Making these guidelines operational will mean that programmes amenable to demand side intervention should be converted into the appropriate form of cash transfer. A good starting point is the report of the committee on restructuring of centrally sponsored schemes. The flagship, major sub-sectoral and sectoral umbrella schemes have to be re-assessed in terms of the normative guidelines given above and collapsed into the three categories. The practical principle is that all centrally sponsored schemes should be benchmarked against cash transfer, and only those programmes should be continued which are able to demonstrate that they are doing a better job, than the poor could do for themselves through cash transfers.

Another challenge is to deploy rules in use to make the Aadhaar number more acceptable by local communities. Here, the ubiquitous, easy-to-use mobile phone offers much promise. The Aadhaar data can be stored in the mobile phone, including biometrics. Software is available that permits users to record their biometric data: voice, facial features, or fingerprints on their personal gadgets, including mobile phones. Misuse would require stealing the device, finger and eye! An electronic Aadhaar card embedded in the mobile phone of the beneficiary will be cheaper, one of its kind and leverage on the considerable work already done in the Aadhaar project.


The mobile phone, also, has great potential to address the issue of low implementation capability of delivery systems and skewed bureaucratic incentives during the process of cash transfer. The method deployed by the non-profit GiveDirectly to achieve last mile cash distribution holds much promise. Paul Niehaus and Michael Faye started GiveDirectly in 2008 while they were doing scholarly work at Harvard University. During their graduate research they found that direct cash transfer was a particularly effective method to alleviate poverty. Unable to find non-profits practising direct cash transfer, they launched their own. Their frugal model rides on the highly acclaimed mobile-banking technology used in the M-Pesa programme to transfer 90% of the money directly to the poor. Only 10% is used on transfer fees and the cost of locating and relocating recipients.
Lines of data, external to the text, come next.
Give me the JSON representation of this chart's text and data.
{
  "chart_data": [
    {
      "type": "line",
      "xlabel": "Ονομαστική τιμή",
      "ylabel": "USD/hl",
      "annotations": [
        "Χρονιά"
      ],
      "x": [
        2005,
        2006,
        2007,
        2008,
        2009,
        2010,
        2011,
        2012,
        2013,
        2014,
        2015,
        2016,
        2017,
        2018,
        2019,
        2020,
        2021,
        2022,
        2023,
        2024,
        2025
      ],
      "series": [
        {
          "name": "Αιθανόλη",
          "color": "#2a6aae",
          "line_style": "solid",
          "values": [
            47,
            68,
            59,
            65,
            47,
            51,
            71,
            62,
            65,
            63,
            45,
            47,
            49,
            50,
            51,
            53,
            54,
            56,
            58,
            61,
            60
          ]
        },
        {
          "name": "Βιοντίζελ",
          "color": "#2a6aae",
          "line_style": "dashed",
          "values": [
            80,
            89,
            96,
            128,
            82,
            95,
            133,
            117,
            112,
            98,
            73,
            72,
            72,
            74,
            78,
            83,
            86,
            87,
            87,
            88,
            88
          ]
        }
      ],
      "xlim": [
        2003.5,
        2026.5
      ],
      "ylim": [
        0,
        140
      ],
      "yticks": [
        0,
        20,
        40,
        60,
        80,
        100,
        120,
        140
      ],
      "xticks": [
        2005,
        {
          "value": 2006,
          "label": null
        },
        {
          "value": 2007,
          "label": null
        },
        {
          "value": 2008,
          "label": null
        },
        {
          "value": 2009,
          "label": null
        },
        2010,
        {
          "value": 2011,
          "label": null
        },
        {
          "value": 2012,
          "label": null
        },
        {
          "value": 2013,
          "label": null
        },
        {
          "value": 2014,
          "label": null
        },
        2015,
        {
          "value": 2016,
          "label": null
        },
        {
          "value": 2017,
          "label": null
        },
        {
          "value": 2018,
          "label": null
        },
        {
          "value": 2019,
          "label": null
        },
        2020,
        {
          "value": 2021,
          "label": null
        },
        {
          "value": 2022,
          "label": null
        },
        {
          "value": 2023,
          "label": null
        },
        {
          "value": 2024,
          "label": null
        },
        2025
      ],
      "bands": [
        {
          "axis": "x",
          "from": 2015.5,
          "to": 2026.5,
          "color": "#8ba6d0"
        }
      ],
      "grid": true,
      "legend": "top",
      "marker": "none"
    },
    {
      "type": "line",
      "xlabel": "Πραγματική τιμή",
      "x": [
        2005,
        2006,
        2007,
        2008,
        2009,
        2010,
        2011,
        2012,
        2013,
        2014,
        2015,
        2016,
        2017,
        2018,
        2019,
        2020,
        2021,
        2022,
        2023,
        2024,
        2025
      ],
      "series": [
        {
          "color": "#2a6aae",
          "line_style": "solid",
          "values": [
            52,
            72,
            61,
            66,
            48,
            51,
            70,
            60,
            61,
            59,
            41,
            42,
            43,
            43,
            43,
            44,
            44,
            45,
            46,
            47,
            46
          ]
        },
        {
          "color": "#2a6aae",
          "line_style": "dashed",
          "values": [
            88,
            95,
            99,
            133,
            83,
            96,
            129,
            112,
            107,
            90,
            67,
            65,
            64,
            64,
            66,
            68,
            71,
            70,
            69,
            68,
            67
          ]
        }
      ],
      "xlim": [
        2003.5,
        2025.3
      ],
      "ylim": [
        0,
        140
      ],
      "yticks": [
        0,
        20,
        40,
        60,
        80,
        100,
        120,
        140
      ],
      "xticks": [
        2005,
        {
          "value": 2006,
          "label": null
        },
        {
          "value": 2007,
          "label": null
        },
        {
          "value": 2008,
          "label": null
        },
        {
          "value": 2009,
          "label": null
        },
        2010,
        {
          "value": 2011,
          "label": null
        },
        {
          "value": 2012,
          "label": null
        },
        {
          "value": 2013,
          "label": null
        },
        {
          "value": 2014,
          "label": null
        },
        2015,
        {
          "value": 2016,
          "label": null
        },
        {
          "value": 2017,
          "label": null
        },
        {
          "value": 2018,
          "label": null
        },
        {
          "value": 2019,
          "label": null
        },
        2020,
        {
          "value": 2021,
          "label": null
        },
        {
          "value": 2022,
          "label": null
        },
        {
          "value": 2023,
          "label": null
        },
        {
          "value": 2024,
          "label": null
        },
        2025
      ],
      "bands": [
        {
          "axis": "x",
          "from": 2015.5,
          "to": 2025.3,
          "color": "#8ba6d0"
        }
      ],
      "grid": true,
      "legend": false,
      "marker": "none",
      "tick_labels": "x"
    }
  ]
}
Unlike pilots, GiveDirectly has evaluated the approach using quasi-experimental methods. During randomized trials they have used a lottery system similar to medical trials and compared development outcomes of households who have received direct funding vs. those who haven’t. Results show that no-strings attached cash transfer has improved health and led to downstream financial benefits, also. Beneficiaries who are living on less than 65 cents a day, invested in several items: food for starving children, long-term assets, such as land, livestock and housing. There is counterintuitive evidence too: money spent on alcohol or cigarettes remained the same or increased in the same proportion as other expenses (nearly 2-3%).

Sameer Sharma is a civil servant. These are his personal views.